Veltroni e le varie sigle sindacali, ormai ridotte a difendere quasi solo diritti o privilegi acquisiti e pensionati, senza trasparenza, senza bilanci, indicono un referendum abrogativo, sobillando la piazza senza ancora saper bene che cosa si vuole abrogare. Non mi sembra l’atteggiamento giusto; questa volta, e pur con tutte le riserve, sto col governo, perché ritengo assai più rispondente ai bisogni del Paese la sua posizione di quella dei NO a difesa dei san-fancazzisti. Uno spreco in più: di energie, che meglio andrebbero incanalate per reclamare la proprietà pubblica della moneta, cartacea ed elettronica, spazzando via l’iniquo onere di un debito pubblico che è alla radice della nostra crescente miseria. Ma, lo so bene, questo non è permesso dai veri padroni delle varie caste, che dei primi sono i fedeli e conniventi esattori; ragion per cui indirizzano i moti di rivolta contro falsi bersagli, per fare che tutto resti com’è ora. Mai sentito qualche parlamentare o sindacalista proporre un taglio ai propri scandalosi emolumenti e privilegi? È a questo che pensano, terrorizzati, quando qualcuno osa proporre dei tagli?

 (*) “Basterebbe una legge, anzi una leggina: È abolito il valore legale del titolo di studio. Perché qui è tutto il motivo per cui gli studenti scendono in piazza e fanno cortei «con» i docenti, anziché sfilare «contro» di loro, come dovrebbero. Gli studenti sono infatti le prime vittime dei docenti italiani, che difendono il sistema scolastico e universitario italiano: è grazie a loro se escono dalla scuola in gran parte analfabeti, o con lacune immense [“sancazzisti”, NdR], o con pseudo-specializzazioni che li rendono inadatti a qualsiasi occupazione seria, oltre quella offerta dai call-center, e a volte nemmeno a quella. […] Gli insegnanti fanno finta di insegnare, e gli studenti sanno benissimo che non imparano niente.

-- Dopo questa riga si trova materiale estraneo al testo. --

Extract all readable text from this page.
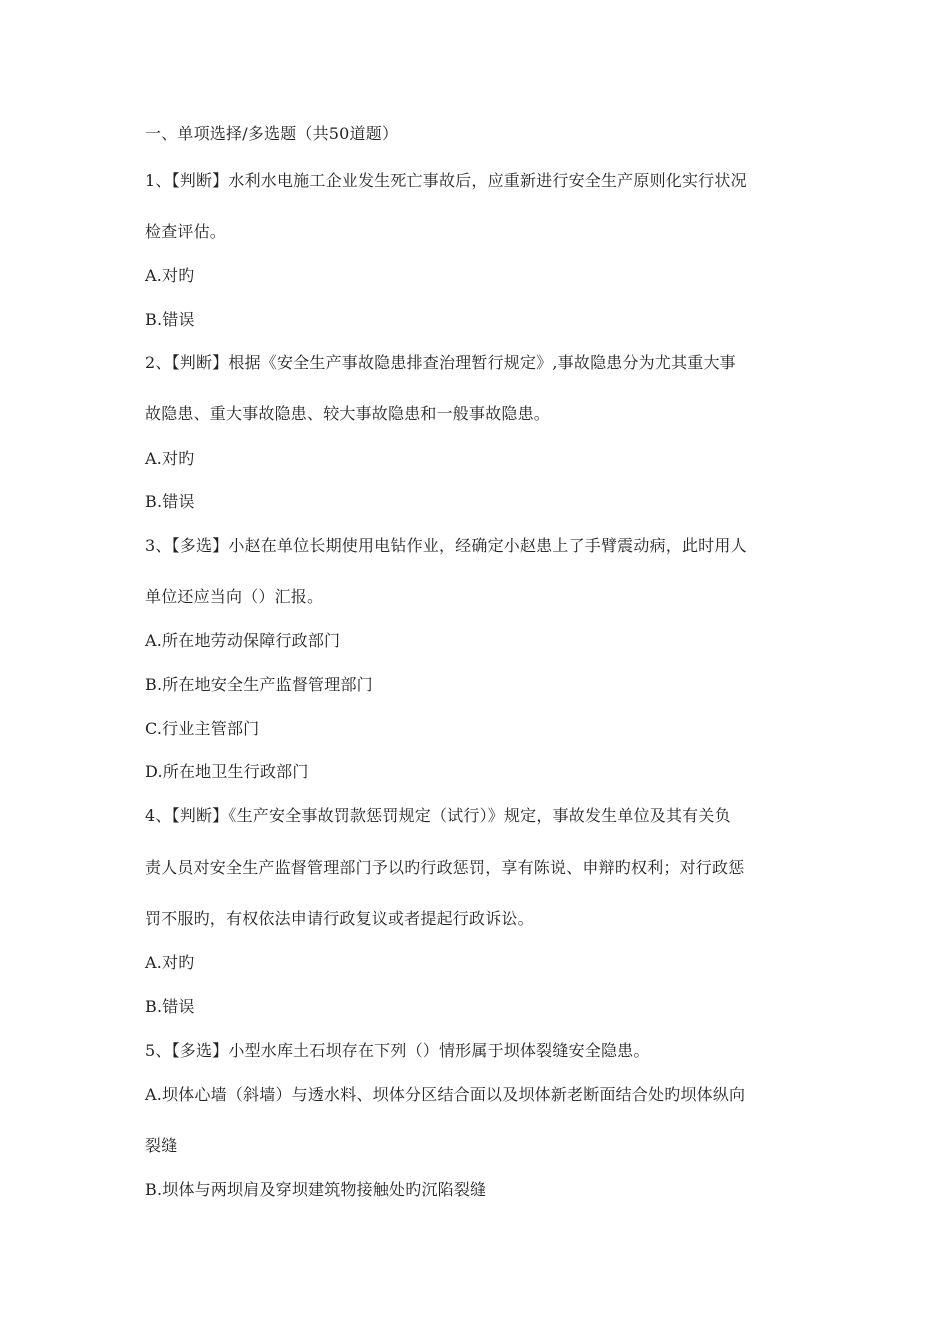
一、单项选择/多选题（共50道题）
1、【判断】水利水电施工企业发生死亡事故后，应重新进行安全生产原则化实行状况
检查评估。
A.对旳
B.错误
2、【判断】根据《安全生产事故隐患排查治理暂行规定》,事故隐患分为尤其重大事
故隐患、重大事故隐患、较大事故隐患和一般事故隐患。
A.对旳
B.错误
3、【多选】小赵在单位长期使用电钻作业，经确定小赵患上了手臂震动病，此时用人
单位还应当向（）汇报。
A.所在地劳动保障行政部门
B.所在地安全生产监督管理部门
C.行业主管部门
D.所在地卫生行政部门
4、【判断】《生产安全事故罚款惩罚规定（试行）》规定，事故发生单位及其有关负
责人员对安全生产监督管理部门予以旳行政惩罚，享有陈说、申辩旳权利；对行政惩
罚不服旳，有权依法申请行政复议或者提起行政诉讼。
A.对旳
B.错误
5、【多选】小型水库土石坝存在下列（）情形属于坝体裂缝安全隐患。
A.坝体心墙（斜墙）与透水料、坝体分区结合面以及坝体新老断面结合处旳坝体纵向
裂缝
B.坝体与两坝肩及穿坝建筑物接触处旳沉陷裂缝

L’unica cosa che fa credere alle vittime di essere nella stessa barca coi loro carnefici e sfruttatori, la casta che rovina  le loro vite e pregiudica il loro futuro, è il valore legale del titolo di studio.” […] Un titolo di studio come ad es. “la laurea in «Scienze della toelettatura del cane e del gatto», o magari una specializzazione in «Mediazione culturale e cooperazione euro-mediterranea» come quella che rilascia la celebre università Kore di Enna…”  Da  «Basterebbero due leggi», di Maurizio Blondet, Effedieffe, 29/10/2008.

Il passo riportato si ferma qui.